How to Survive. The No Sacred Cows Plan.

To improve longterm survival prospects, organizations need to embrace Startup hallmarks: act with a sense of urgency, constantly identify and test assumptions, and embrace constraints.

Mindset #1: Today Matters. (The Power of Urgency.)

“The three most harmful addictions are heroin, carbohydrates, and a monthly salary.” - Nassim Nicholas Taleb

A runway is the amount of time an organization has before it runs out of money and, thus, out of business. All businesses have a runway. For Startups, the need to extend this runway in the near term creates a sense of urgency - to not put off until tomorrow that which can, and should, be done today.

The desire to move fast is a hallmark of Startup culture. Mantras like ‘fail fast’ don’t refer to fatal failures. Instead, they are focused on the small initiatives, the components that together make up the whole. For example, if a sales landing page doesn’t convert enough leads we want to know that as quickly and as cheaply as possible so that we can try a different version.

Established organizations tend to lose any sense of urgency. Maybe this is because moving fast is thought of as being risky, or unnecessary since the organization is now established and insulated by barriers to entry. Furthermore, bureaucracy kills urgency. Yet, once urgency is no longer part of the company culture, it is difficult to re-establish. This places the organization at an even greater risk of being unable to respond to disruption - a very precarious and risky position.

In short, you should have the same sense of urgency working in an established organization that you would in a Startup. Your runway may be longer, but the long-term health of your organization depends on it.

Mindset #2: How Do We Know We Are Right?

Established organizations didn’t become established by being entirely wrong about their offerings in the past. As a result, why should we then think we are going to be wrong in the future? However, just like the investment disclaimer, past performance is not an indicator of future success.

With past success comes the trappings of resources and a false confidence that we know what the market needs or wants. Our exposure to overconfidence bias or effect grows. This leads to organizations that rely on long product development cycles using only internal subject-matter experts to determine the product requirements. Developing products over long periods of time without customer involvement is a recipe for disaster.

Instead, identifying assumptions and seeking to validate them should be the same in an established organization as it is in a Startup. The aim is to build solutions that the market actually wants — which means that several someones somewhere are willing to pay money for your product or service.

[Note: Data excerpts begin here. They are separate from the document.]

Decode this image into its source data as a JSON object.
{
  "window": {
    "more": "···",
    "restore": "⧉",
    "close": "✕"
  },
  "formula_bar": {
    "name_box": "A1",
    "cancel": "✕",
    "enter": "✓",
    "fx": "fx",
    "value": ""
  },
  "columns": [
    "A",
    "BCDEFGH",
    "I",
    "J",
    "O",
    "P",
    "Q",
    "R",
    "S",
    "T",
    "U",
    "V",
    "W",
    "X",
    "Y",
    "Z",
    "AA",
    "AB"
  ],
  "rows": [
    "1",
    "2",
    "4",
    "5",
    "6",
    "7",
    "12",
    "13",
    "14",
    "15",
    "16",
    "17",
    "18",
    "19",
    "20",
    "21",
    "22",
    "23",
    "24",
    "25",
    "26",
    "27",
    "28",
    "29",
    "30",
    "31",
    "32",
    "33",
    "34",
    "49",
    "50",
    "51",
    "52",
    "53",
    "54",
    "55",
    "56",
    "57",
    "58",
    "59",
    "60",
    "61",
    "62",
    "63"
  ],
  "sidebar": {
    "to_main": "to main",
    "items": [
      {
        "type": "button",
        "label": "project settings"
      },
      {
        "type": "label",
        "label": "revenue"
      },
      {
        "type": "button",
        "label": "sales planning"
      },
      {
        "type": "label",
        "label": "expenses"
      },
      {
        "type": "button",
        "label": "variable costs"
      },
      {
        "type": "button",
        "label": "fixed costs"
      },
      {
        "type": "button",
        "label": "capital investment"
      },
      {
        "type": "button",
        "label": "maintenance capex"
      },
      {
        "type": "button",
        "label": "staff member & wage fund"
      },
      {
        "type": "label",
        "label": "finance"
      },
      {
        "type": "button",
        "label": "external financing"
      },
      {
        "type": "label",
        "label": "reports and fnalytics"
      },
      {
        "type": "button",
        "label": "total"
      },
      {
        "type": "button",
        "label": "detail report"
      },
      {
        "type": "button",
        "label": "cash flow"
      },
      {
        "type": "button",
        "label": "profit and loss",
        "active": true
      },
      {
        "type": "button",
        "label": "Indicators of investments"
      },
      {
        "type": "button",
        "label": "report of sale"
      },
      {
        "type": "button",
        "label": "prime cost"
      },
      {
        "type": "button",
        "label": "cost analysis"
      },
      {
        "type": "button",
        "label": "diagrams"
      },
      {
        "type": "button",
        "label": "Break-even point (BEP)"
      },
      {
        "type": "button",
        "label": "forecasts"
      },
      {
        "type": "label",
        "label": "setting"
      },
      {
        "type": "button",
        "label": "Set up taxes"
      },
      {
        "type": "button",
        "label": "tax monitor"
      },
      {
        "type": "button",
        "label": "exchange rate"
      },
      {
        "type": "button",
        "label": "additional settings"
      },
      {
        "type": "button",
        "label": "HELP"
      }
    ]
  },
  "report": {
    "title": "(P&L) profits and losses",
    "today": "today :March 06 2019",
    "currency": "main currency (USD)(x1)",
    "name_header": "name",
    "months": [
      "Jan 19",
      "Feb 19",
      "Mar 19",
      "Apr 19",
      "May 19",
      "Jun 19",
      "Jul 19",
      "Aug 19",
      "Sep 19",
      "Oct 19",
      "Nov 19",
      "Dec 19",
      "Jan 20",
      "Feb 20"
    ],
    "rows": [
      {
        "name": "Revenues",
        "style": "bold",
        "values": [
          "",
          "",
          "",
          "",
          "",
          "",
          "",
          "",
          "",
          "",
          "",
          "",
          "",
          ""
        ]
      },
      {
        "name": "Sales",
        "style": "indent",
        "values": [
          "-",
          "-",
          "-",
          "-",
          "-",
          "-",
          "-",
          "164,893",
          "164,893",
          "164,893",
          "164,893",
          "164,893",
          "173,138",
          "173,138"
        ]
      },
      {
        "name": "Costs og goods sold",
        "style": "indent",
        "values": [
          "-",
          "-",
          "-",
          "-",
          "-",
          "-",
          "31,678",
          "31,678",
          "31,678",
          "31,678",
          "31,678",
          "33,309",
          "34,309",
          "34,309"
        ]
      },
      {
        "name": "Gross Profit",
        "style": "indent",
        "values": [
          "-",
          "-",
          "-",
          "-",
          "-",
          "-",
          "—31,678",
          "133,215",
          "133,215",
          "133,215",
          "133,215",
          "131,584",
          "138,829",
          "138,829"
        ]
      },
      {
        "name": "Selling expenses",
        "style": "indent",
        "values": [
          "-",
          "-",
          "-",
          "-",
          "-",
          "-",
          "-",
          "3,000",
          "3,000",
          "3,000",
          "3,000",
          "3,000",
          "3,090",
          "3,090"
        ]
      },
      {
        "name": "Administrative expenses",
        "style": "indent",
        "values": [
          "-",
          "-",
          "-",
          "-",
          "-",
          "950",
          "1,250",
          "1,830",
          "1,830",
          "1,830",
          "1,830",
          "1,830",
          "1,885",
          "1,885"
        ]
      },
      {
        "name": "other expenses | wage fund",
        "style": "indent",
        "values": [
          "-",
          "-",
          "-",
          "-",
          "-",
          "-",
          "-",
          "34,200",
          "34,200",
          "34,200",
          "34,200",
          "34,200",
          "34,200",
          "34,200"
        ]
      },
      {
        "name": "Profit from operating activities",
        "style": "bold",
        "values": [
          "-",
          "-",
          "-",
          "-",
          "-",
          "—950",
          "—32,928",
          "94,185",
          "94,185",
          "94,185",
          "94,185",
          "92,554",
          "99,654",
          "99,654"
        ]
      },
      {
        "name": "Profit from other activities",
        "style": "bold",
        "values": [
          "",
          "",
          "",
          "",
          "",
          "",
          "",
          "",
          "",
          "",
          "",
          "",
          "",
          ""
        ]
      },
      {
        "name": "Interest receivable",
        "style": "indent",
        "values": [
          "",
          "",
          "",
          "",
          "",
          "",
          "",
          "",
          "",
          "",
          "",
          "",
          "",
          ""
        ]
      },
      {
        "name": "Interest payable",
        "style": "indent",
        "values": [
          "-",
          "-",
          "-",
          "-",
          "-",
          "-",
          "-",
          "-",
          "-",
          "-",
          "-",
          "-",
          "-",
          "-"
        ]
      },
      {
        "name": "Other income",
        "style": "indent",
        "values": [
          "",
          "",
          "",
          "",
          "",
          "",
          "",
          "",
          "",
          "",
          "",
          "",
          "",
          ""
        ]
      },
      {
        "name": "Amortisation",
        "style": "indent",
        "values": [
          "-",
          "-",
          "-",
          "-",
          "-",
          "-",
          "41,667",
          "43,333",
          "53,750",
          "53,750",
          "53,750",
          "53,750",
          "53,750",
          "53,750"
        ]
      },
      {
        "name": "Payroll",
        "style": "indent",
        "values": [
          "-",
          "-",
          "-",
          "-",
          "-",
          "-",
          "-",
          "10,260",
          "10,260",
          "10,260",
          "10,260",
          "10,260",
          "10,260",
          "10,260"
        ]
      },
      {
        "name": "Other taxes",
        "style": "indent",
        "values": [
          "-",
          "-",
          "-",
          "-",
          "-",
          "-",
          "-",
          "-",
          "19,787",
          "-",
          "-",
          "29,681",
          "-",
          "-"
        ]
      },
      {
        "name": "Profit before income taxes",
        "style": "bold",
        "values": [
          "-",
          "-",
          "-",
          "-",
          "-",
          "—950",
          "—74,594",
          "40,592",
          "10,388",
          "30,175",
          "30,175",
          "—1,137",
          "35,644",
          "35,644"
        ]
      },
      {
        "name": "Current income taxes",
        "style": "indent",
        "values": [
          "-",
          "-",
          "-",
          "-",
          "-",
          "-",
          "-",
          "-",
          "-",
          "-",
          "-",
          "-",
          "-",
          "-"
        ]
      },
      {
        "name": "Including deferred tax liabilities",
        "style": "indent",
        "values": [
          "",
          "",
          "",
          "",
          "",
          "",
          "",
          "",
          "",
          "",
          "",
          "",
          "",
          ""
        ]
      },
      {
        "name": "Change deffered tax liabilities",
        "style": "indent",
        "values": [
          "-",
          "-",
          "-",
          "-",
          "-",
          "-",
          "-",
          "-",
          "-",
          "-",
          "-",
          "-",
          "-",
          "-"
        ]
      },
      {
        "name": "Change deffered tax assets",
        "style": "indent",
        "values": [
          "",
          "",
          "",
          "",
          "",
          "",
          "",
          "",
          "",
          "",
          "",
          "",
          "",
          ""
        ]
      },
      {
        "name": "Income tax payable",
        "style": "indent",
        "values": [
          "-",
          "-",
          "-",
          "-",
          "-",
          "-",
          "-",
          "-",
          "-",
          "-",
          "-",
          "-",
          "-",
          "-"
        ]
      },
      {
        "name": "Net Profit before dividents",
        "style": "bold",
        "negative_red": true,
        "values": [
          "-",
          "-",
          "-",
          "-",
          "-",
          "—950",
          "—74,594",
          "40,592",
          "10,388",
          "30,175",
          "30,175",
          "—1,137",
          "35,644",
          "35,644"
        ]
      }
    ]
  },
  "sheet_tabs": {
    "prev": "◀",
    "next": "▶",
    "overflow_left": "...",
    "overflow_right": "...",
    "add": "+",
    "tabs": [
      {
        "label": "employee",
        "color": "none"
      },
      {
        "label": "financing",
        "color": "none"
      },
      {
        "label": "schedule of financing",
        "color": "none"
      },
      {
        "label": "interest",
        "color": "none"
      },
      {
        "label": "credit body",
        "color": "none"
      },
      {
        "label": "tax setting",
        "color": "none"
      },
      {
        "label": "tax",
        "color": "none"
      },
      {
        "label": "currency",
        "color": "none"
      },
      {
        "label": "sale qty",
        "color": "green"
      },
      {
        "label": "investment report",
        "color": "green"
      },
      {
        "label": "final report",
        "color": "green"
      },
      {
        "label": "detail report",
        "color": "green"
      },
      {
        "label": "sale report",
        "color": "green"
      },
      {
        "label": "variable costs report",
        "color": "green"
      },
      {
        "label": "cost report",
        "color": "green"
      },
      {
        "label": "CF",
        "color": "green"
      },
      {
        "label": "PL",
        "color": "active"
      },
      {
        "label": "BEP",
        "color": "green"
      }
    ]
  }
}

The surest approach is to empower small teams focused on solving the most pressing issues to your organization. These teams need to have a high level of autonomy, and be tasked with delivering solutions incrementally in short iterations. Each iteration needs to be driven by user feedback.

Your products and services are assets. And developing them incrementally - with urgency - creates safe, sound ones.

Mindset #3: That Which Constrains Us Sets Us Free. (The Power of Constraints.)

As Orwellian as it may sound, constraining your teams provides freedom - freedom to move fast and deliver proven solutions. Constraints force creative solutions to problems.

Clearly define the constraints employees must work within — but ensure they have complete autonomy within those constraints. Give them a sandbox. These constraints will force non-traditional thinking to problem solving while also serving to protect the larger organization from risk — security, operational, reputational, and so forth.

In short, constraints force the issue of asking how might we do this differently. This mindset leads to innovation and gives organizations a fighting chance - being part of the disruption instead of being the disrupted.


In business, organizations are either growing or dying. Because of this, every business needs to behave with the mindset of a Startup. Failure to do so leads to complacency, malaise, and an inability to adapt to market changes - let alone drive those changes.